Low dietary choline or deficiency of methylenetetrahydrofolate reductase (Mthfr) leads to hyperhomocysteinemia (Hhcy) and adverse reproductive outcomes. Homocysteine reduces synthesis of ApoAI, the major lipoprotein in HDL-cholesterol; ApoAI is regulated by PPARα and has antiinflammatory properties. Our aim was to determine whether pregnancy complications due to genetic or nutritional deficiencies in 1-carbon metabolism could relate to dysregulation of ApoAI and inflammatory mediators.

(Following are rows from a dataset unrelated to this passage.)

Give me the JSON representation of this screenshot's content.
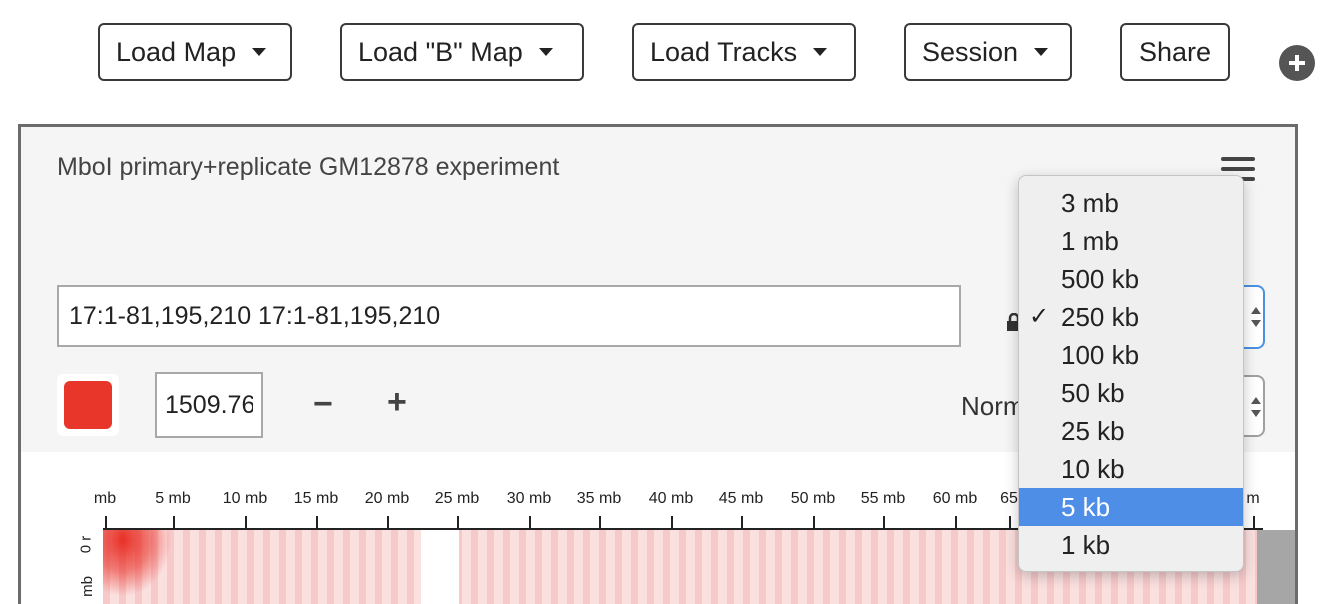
{
  "toolbar": {
    "load_map": "Load Map",
    "load_b_map": "Load \"B\" Map",
    "load_tracks": "Load Tracks",
    "session": "Session",
    "share": "Share"
  },
  "panel": {
    "title": "MboI primary+replicate GM12878 experiment",
    "locus_value": "17:1-81,195,210 17:1-81,195,210",
    "color_swatch": "#e8362a",
    "threshold_value": "1509.76",
    "minus": "−",
    "plus": "+",
    "normalization_label_partial": "Norm"
  },
  "resolution_menu": {
    "options": [
      "3 mb",
      "1 mb",
      "500 kb",
      "250 kb",
      "100 kb",
      "50 kb",
      "25 kb",
      "10 kb",
      "5 kb",
      "1 kb"
    ],
    "checked": "250 kb",
    "highlighted": "5 kb",
    "check_glyph": "✓"
  },
  "ruler": {
    "ticks": [
      "mb",
      "5 mb",
      "10 mb",
      "15 mb",
      "20 mb",
      "25 mb",
      "30 mb",
      "35 mb",
      "40 mb",
      "45 mb",
      "50 mb",
      "55 mb",
      "60 mb",
      "65",
      "m"
    ]
  },
  "left_axis": {
    "labels": [
      "0 r",
      "mb"
    ]
  },
  "colors": {
    "accent_highlight": "#4e8ee6",
    "heatmap_red": "#e8362a"
  }
}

We fed pregnant mice, with or without a deficiency of Mthfr, control or choline-deficient (ChDD) diets for 10-12 wk and examined levels of ApoAI, PPARα, IFNγ, and IL-10. ApoAI mRNA was reduced in livers of Mthfr(+/-) mice and ApoAI protein was reduced due to Mthfr deficiency or choline deficiency in liver and plasma. Placental ApoAI protein was also reduced due to Mthfr genotype or choline-deficient diet and in developmentally delayed embryos. Reduced liver PPARα expression (mRNA and protein) was observed in ChDD-fed mice and was associated with increased methylation of a CpG dinucleotide in its promoter. Hepatic IFNγ increased due to genotype, and placental IFNγ was higher in Mthfr(+/-) ChDD-fed dams compared to Mthfr(+/+) mice fed ChDD or Mthfr(+/-) mice fed CD. IL-10 was reduced in livers of ChDD-fed mice. We propose that a deficiency of dietary choline or Mthfr leads to Hhcy and reduced expression of maternal ApoAI, with reduced ApoAI transfer to embryo. Disturbances in 1-carbon metabolism also reduce maternal PPARα expression, possibly through promoter hypermethylation, and increase IFNγ and decrease IL-10 levels. This disturbance of the T helper (Th1) (IFNγ):Th2 (IL-10) ratio and the increase in inflammatory mediators may contribute to pregnancy complications.